Being able to use the show as a platform to spotlight Soldiers and the sacrifices of military Families is what Panettiere appreciates most.

"It's an incredibly exhilarating, overwhelming, no words to describe it feeling," she said. "We have these choppers coming in and out in the middle of our performing, and our American flag going up and our Soldiers around us and cast and crew … you just feel a great sense of unity."

"… They're really commendable people and it's amazing to put faces to those who are our heroes and protectors."

The experience was also valuable for the Soldiers and Family members in attendance, who got the behind-the-scenes experience of what it takes to film a one-hour network television episode. Specialist Michael Carroll, 326th Engineer Battalion, 1st Brigade Combat Team, 101st Airborne Division, enjoyed his experience as an extra.

"It's a lot of background work," he explained. "But it's cool to be on a set and have a different kind of experience from what you see on TV."
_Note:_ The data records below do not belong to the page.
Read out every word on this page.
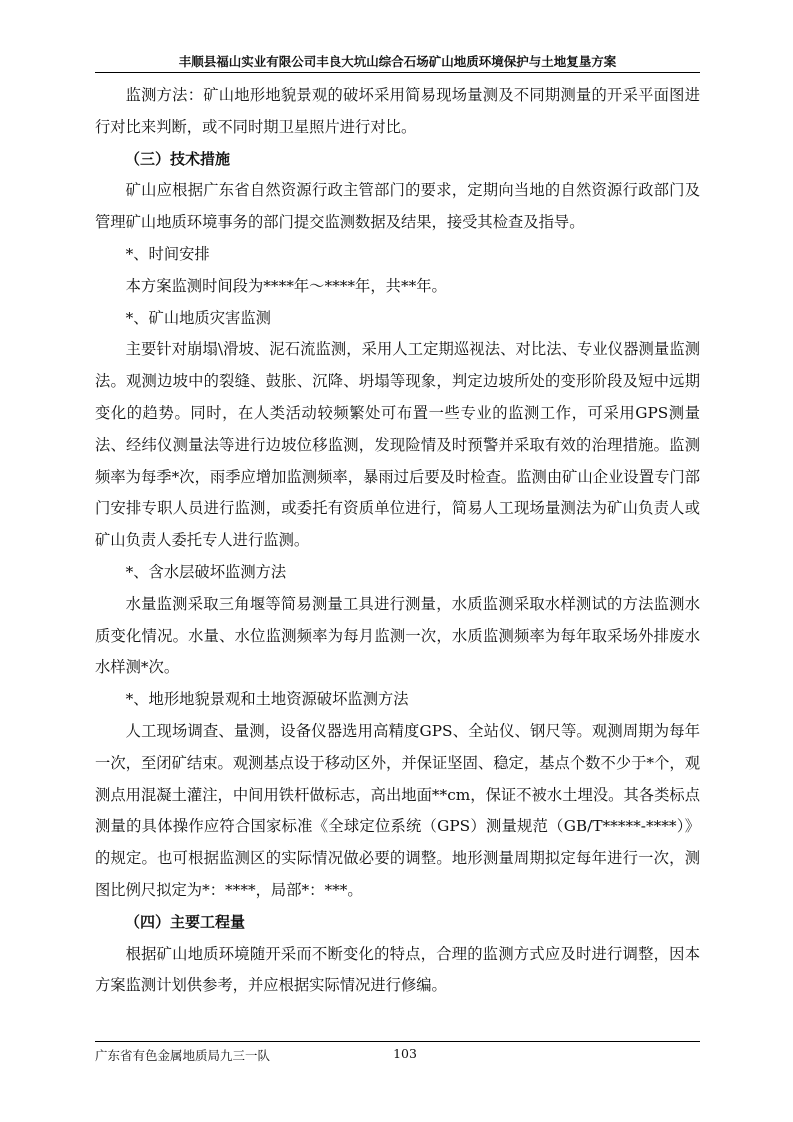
丰顺县福山实业有限公司丰良大坑山综合石场矿山地质环境保护与土地复垦方案

监测方法：矿山地形地貌景观的破坏采用简易现场量测及不同期测量的开采平面图进行对比来判断，或不同时期卫星照片进行对比。

（三）技术措施

矿山应根据广东省自然资源行政主管部门的要求，定期向当地的自然资源行政部门及管理矿山地质环境事务的部门提交监测数据及结果，接受其检查及指导。

*、时间安排

本方案监测时间段为****年～****年，共**年。

*、矿山地质灾害监测

主要针对崩塌\滑坡、泥石流监测，采用人工定期巡视法、对比法、专业仪器测量监测法。观测边坡中的裂缝、鼓胀、沉降、坍塌等现象，判定边坡所处的变形阶段及短中远期变化的趋势。同时，在人类活动较频繁处可布置一些专业的监测工作，可采用GPS测量法、经纬仪测量法等进行边坡位移监测，发现险情及时预警并采取有效的治理措施。监测频率为每季*次，雨季应增加监测频率，暴雨过后要及时检查。监测由矿山企业设置专门部门安排专职人员进行监测，或委托有资质单位进行，简易人工现场量测法为矿山负责人或矿山负责人委托专人进行监测。

*、含水层破坏监测方法

水量监测采取三角堰等简易测量工具进行测量，水质监测采取水样测试的方法监测水质变化情况。水量、水位监测频率为每月监测一次，水质监测频率为每年取采场外排废水水样测*次。

*、地形地貌景观和土地资源破坏监测方法

人工现场调查、量测，设备仪器选用高精度GPS、全站仪、钢尺等。观测周期为每年一次，至闭矿结束。观测基点设于移动区外，并保证坚固、稳定，基点个数不少于*个，观测点用混凝土灌注，中间用铁杆做标志，高出地面**cm，保证不被水土埋没。其各类标点测量的具体操作应符合国家标准《全球定位系统（GPS）测量规范（GB/T*****-****）》的规定。也可根据监测区的实际情况做必要的调整。地形测量周期拟定每年进行一次，测图比例尺拟定为*：****，局部*：***。

（四）主要工程量

根据矿山地质环境随开采而不断变化的特点，合理的监测方式应及时进行调整，因本方案监测计划供参考，并应根据实际情况进行修编。

广东省有色金属地质局九三一队	103
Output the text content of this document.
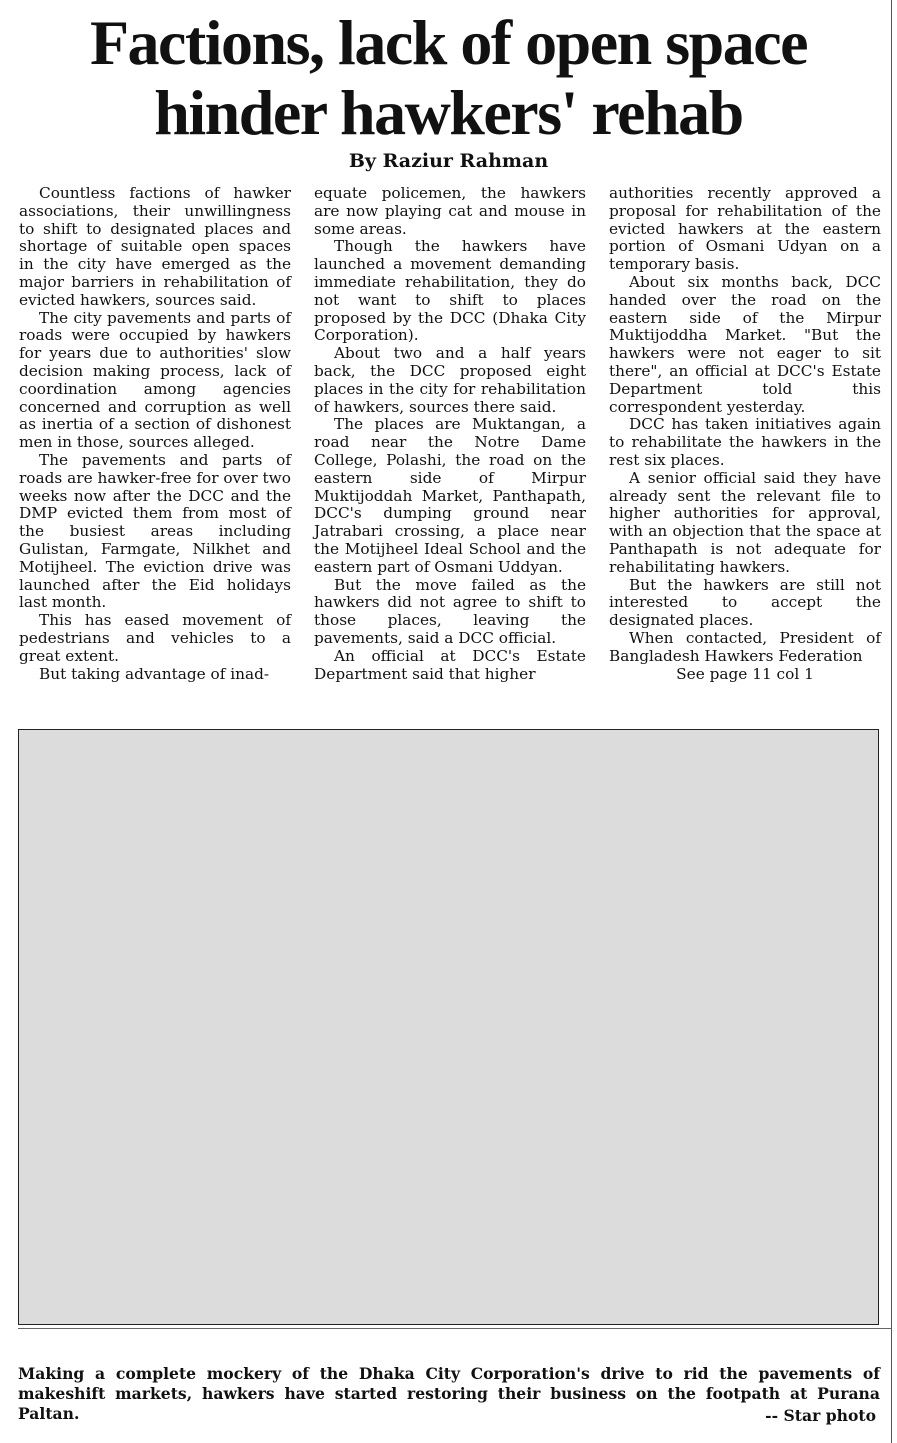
Factions, lack of open space
hinder hawkers' rehab
By Raziur Rahman

Countless factions of hawker associations, their unwillingness to shift to designated places and shortage of suitable open spaces in the city have emerged as the major barriers in rehabilitation of evicted hawkers, sources said.

The city pavements and parts of roads were occupied by hawkers for years due to authorities' slow decision making process, lack of coordination among agencies concerned and corruption as well as inertia of a section of dishonest men in those, sources alleged.

The pavements and parts of roads are hawker-free for over two weeks now after the DCC and the DMP evicted them from most of the busiest areas including Gulistan, Farmgate, Nilkhet and Motijheel. The eviction drive was launched after the Eid holidays last month.

This has eased movement of pedestrians and vehicles to a great extent.

But taking advantage of inad-

equate policemen, the hawkers are now playing cat and mouse in some areas.

Though the hawkers have launched a movement demanding immediate rehabilitation, they do not want to shift to places proposed by the DCC (Dhaka City Corporation).

About two and a half years back, the DCC proposed eight places in the city for rehabilitation of hawkers, sources there said.

The places are Muktangan, a road near the Notre Dame College, Polashi, the road on the eastern side of Mirpur Muktijoddah Market, Panthapath, DCC's dumping ground near Jatrabari crossing, a place near the Motijheel Ideal School and the eastern part of Osmani Uddyan.

But the move failed as the hawkers did not agree to shift to those places, leaving the pavements, said a DCC official.

An official at DCC's Estate Department said that higher

authorities recently approved a proposal for rehabilitation of the evicted hawkers at the eastern portion of Osmani Udyan on a temporary basis.

About six months back, DCC handed over the road on the eastern side of the Mirpur Muktijoddha Market. "But the hawkers were not eager to sit there", an official at DCC's Estate Department told this correspondent yesterday.

DCC has taken initiatives again to rehabilitate the hawkers in the rest six places.

A senior official said they have already sent the relevant file to higher authorities for approval, with an objection that the space at Panthapath is not adequate for rehabilitating hawkers.

But the hawkers are still not interested to accept the designated places.

When contacted, President of Bangladesh Hawkers Federation

See page 11 col 1

Making a complete mockery of the Dhaka City Corporation's drive to rid the pavements of makeshift markets, hawkers have started restoring their business on the footpath at Purana Paltan.	-- Star photo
Whether interacting one-on-one with cast and crew or simply blending into the concert crowd, Carroll said he really appreciates the chance to represent Fort Campbell Soldiers.

"If anyone else has an opportunity to do something like this, it's pretty cool to do," he said.

Abby Torres, an Army spouse, watches "Nashville" each week. When her Family moved recently from Germany to Fort Campbell, much of her excitement came from realizing how close she would be to the country music capital.

"I love country music," she said. "I love music in general."

Torres stayed on the Sabre Army Airfield set for the majority of the day, March 26, where she interacted with many of the show's leads, including Charles Esten, who portrays guitarist Deacon Claybourne. Panettiere even held 3-year-old KaiLani, Torres' daughter, by the end of filming.

"They're just like right there in your face," she said of the actors. "You're like, 'wow, I see you on TV every day.'

"It's a good opportunity to show people that the Army Soldiers are here and … Nashville supports us. It's a great opportunity for everybody."